Does your doctor follow the Ethics of MCI (Medical Council of India), and write the generic name of drugs and not Brand names on the prescription?
99% of practicing doctors write brand names in illegible handwriting which is in clear violation of the code.

On May 13, 2016, the Drugs Technical Advisory Board (DTAB) of the Union health ministry had turned down a proposal by the ministry to amend Rule 65 of the Drugs and Cosmetics Rules, 1945 to provide that the chemist may offer for supply a drug formulation containing the same ingredients but in generic or other cheaper brand name.
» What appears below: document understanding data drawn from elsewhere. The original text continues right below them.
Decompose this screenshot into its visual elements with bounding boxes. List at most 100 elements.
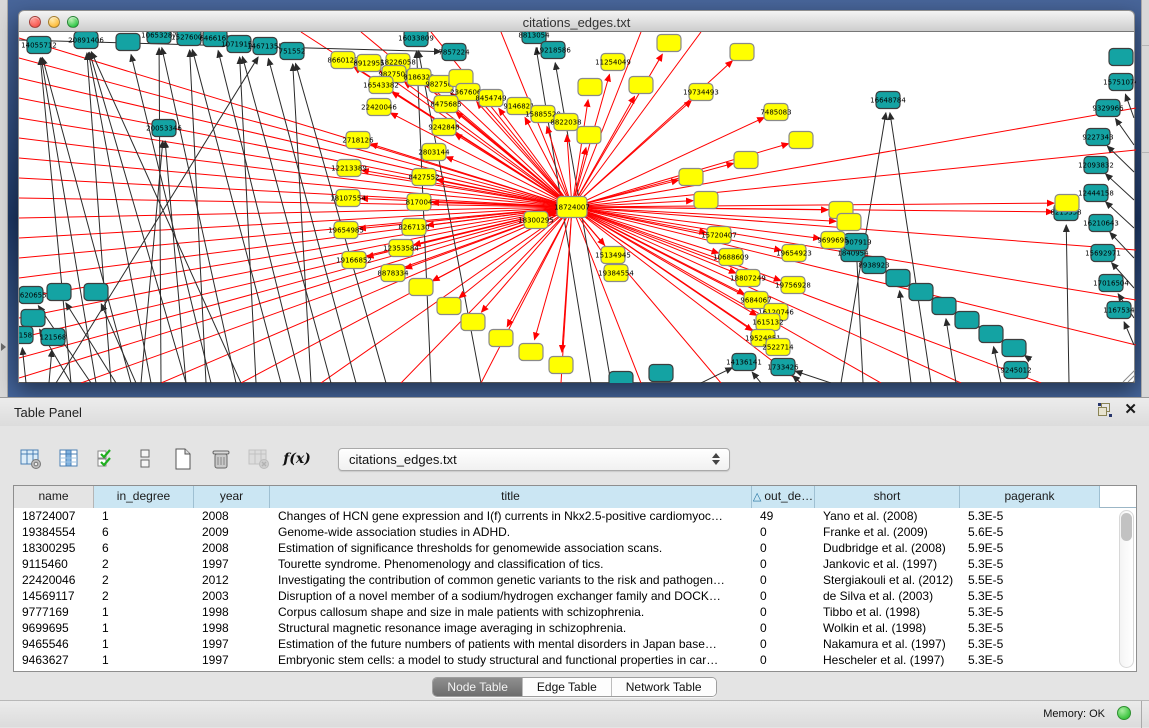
network-node[interactable] <box>609 372 633 384</box>
network-node[interactable]: 19166852 <box>336 252 372 269</box>
network-node[interactable]: 12353584 <box>383 240 419 257</box>
table-row[interactable]: 946554611997Estimation of the future num… <box>14 636 1117 652</box>
network-node[interactable]: 19654923 <box>776 245 812 262</box>
network-node[interactable]: 8878334 <box>377 265 409 282</box>
network-node[interactable]: 19756928 <box>775 277 811 294</box>
network-node[interactable]: 39158 <box>19 327 33 344</box>
network-node[interactable] <box>1109 49 1133 66</box>
network-node[interactable]: 20053346 <box>146 120 182 137</box>
resize-grip[interactable] <box>1123 370 1135 382</box>
network-node[interactable]: 12093832 <box>1078 157 1114 174</box>
network-node[interactable]: 1615132 <box>752 314 783 331</box>
network-node[interactable]: 19734493 <box>683 84 719 101</box>
network-node[interactable] <box>84 284 108 301</box>
tab-node-table[interactable]: Node Table <box>433 678 523 696</box>
network-node[interactable] <box>886 270 910 287</box>
network-node[interactable] <box>549 357 573 374</box>
unmerge-rows-icon[interactable] <box>132 446 158 472</box>
network-node[interactable] <box>649 365 673 382</box>
table-row[interactable]: 2242004622012Investigating the contribut… <box>14 572 1117 588</box>
network-node[interactable] <box>1055 195 1079 212</box>
network-node[interactable]: 2803144 <box>418 144 450 161</box>
new-table-icon[interactable] <box>170 446 196 472</box>
close-panel-icon[interactable]: ✕ <box>1124 403 1137 417</box>
network-node[interactable]: 8822038 <box>550 114 581 131</box>
column-header-short[interactable]: short <box>815 486 960 508</box>
network-node[interactable]: 2522714 <box>762 339 794 356</box>
network-node[interactable]: 22420046 <box>361 99 397 116</box>
float-panel-icon[interactable] <box>1098 403 1112 417</box>
network-node[interactable]: 15751074 <box>1103 74 1136 91</box>
network-node[interactable]: 19384554 <box>598 265 634 282</box>
network-node[interactable] <box>955 312 979 329</box>
network-node[interactable] <box>979 326 1003 343</box>
network-node[interactable]: 12213389 <box>331 160 367 177</box>
column-header-year[interactable]: year <box>194 486 270 508</box>
network-node[interactable]: 16210643 <box>1083 215 1119 232</box>
network-node[interactable] <box>461 314 485 331</box>
table-settings-icon[interactable] <box>18 446 44 472</box>
tab-edge-table[interactable]: Edge Table <box>523 678 612 696</box>
network-canvas[interactable]: 1405571220891406106532871527600264661621… <box>19 32 1136 383</box>
network-node[interactable]: 7485083 <box>760 104 791 121</box>
network-node[interactable]: 20891406 <box>68 32 104 49</box>
network-node[interactable]: 9242848 <box>428 119 459 136</box>
network-node[interactable]: 16033809 <box>398 32 434 47</box>
network-node[interactable]: 12444158 <box>1078 185 1114 202</box>
network-node[interactable] <box>437 298 461 315</box>
network-node[interactable]: 8475685 <box>430 96 461 113</box>
table-row[interactable]: 1938455462009Genome-wide association stu… <box>14 524 1117 540</box>
network-node[interactable]: 9699695 <box>817 232 848 249</box>
scrollbar-thumb[interactable] <box>1121 513 1132 541</box>
network-node[interactable]: 18724007 <box>554 197 590 218</box>
network-node[interactable] <box>932 298 956 315</box>
network-node[interactable]: 10688609 <box>713 249 749 266</box>
column-header-out_degree[interactable]: △out_de… <box>752 486 815 508</box>
network-node[interactable]: 16648784 <box>870 92 906 109</box>
network-node[interactable]: 2718126 <box>342 132 374 149</box>
network-node[interactable]: 9329966 <box>1092 100 1124 117</box>
column-header-pagerank[interactable]: pagerank <box>960 486 1100 508</box>
window-titlebar[interactable]: citations_edges.txt <box>18 10 1135 32</box>
network-node[interactable]: 8267130 <box>398 219 429 236</box>
network-node[interactable] <box>629 77 653 94</box>
table-row[interactable]: 1456911722003Disruption of a novel membe… <box>14 588 1117 604</box>
delete-table-icon[interactable] <box>208 446 234 472</box>
network-node[interactable] <box>21 310 45 327</box>
network-node[interactable] <box>577 127 601 144</box>
table-row[interactable]: 946362711997Embryonic stem cells: a mode… <box>14 652 1117 668</box>
network-node[interactable]: 2620655 <box>19 287 47 304</box>
column-header-name[interactable]: name <box>14 486 94 508</box>
left-panel-splitter[interactable] <box>0 0 8 397</box>
show-column-icon[interactable] <box>56 446 82 472</box>
network-node[interactable]: 9227343 <box>1082 129 1113 146</box>
network-node[interactable] <box>47 284 71 301</box>
network-node[interactable]: 1167534 <box>1103 302 1135 319</box>
table-source-dropdown[interactable]: citations_edges.txt <box>338 448 730 471</box>
network-node[interactable] <box>116 34 140 51</box>
network-node[interactable] <box>909 284 933 301</box>
column-header-title[interactable]: title <box>270 486 752 508</box>
network-node[interactable]: 15692971 <box>1085 245 1121 262</box>
column-header-in_degree[interactable]: in_degree <box>94 486 194 508</box>
network-node[interactable]: 8454749 <box>475 90 506 107</box>
network-node[interactable] <box>679 169 703 186</box>
network-node[interactable] <box>694 192 718 209</box>
network-node[interactable] <box>578 79 602 96</box>
network-node[interactable]: 817004 <box>406 194 433 211</box>
network-node[interactable]: 751552 <box>279 43 306 60</box>
table-row[interactable]: 911546021997Tourette syndrome. Phenomeno… <box>14 556 1117 572</box>
network-node[interactable] <box>837 214 861 231</box>
network-node[interactable]: 7857224 <box>438 44 470 61</box>
network-view-window[interactable]: citations_edges.txt 14055712208914061065… <box>18 10 1135 383</box>
expand-left-panel-icon[interactable] <box>1 343 6 351</box>
network-node[interactable]: 14055712 <box>21 37 57 54</box>
network-node[interactable] <box>489 330 513 347</box>
network-node[interactable] <box>519 344 543 361</box>
network-node[interactable]: 11254049 <box>595 54 631 71</box>
table-row[interactable]: 1872400712008Changes of HCN gene express… <box>14 508 1117 524</box>
function-builder-icon[interactable]: f(x) <box>284 446 310 472</box>
table-scrollbar[interactable] <box>1119 510 1134 668</box>
table-row[interactable]: 1830029562008Estimation of significance … <box>14 540 1117 556</box>
network-node[interactable]: 1733426 <box>767 359 799 376</box>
It felt that there is no guarantee that the bioavailability of the generic medicine so offered by the chemist will be the same as prescribed by the physician and the lack of same effectiveness of the generic medicine may lead to harmful effect on the patient.

This, however, is in complete contradiction to the MCI Code of ethics which says “Every physician should, as far as possible, prescribe drugs with generic names and he / she shall ensure that there is a rational prescription and use of drugs”.
The FDCA however continues to approve drugs according to the generic names and their quality standards prescribed.
Globally, the US FDA notes: “Any generic drug modeled after a single, brand name drug must perform approximately the same in the body as the brand name drug. There will always be a slight, but not medically important, level of natural variability just as there is for one batch of brand name drug compared to the next batch of brand name product. This amount of difference would be expected and acceptable, whether for one batch of brand name drug tested against another batch of the same brand, or for a generic tested against a brand name drug.”
All this are not coherent and forces us to believe that there are vested interests behind such decisions. A recent book “Dissenting Diagnostics” talks about the ill-practices and its origin in a profession which is portrayed closest to GOD.
The Human Angle:
According to an official Government of Gujarat release:
• WHO says that 65% of the Indian population still lacks regular access to essential medicines.
• Over 23% of the sick don’t seek treatment because they are not having enough money to spend
• A World Bank study shows that as a result of single hospitalization 24% of people fall below poverty line.
• 74% of total private out of pocket expenses are on drugs.
• Drug prices have risen sharply in recent decades
High Court of Rajasthan has taken a note of the same and in it’s judgment supported the patients case: “No person and particularly, the have-nots cannot be made to suffer as they cannot afford the luxury of purchasing the branded medicines at much more cost than generic medicines. The right to obtain treatment is tacit of Article 21 of the Constitution of India and right to obtain treatment at affordable prices of medicines is one of the concomitant of the same. Not prescribing the medicines in generic names may in given facts tantamount to violation of Article 21 of the Constitution of India. The combination of drugs and life saving drugs which are available in generic names, have to be prescribed in generic names otherwise the action would amount to violation to right to life itself.”
But, ground reality is that the patients are being denied their RIGHT TO LIVE!! As they cannot afford expensive medicines in most cases but can easily afford the cheaper alternatives known as generics.
It gives all the information needed to make a strong case for scrapping self regulation for doctors and making them responsible and accountable to their patients. Patients in the developed countries have the right to choose their brands as the doctors’ prescribe generic names so why not in India. Framing rules for them to make sure patients are not shortchanged. France on the other hand took 7-10 years for this transition to happen which was particularly painful but rewarding in the end. The strong grip by the pharmaceutical companies on the entire chain from doctors to hospitals needs to end for the patient to benefit.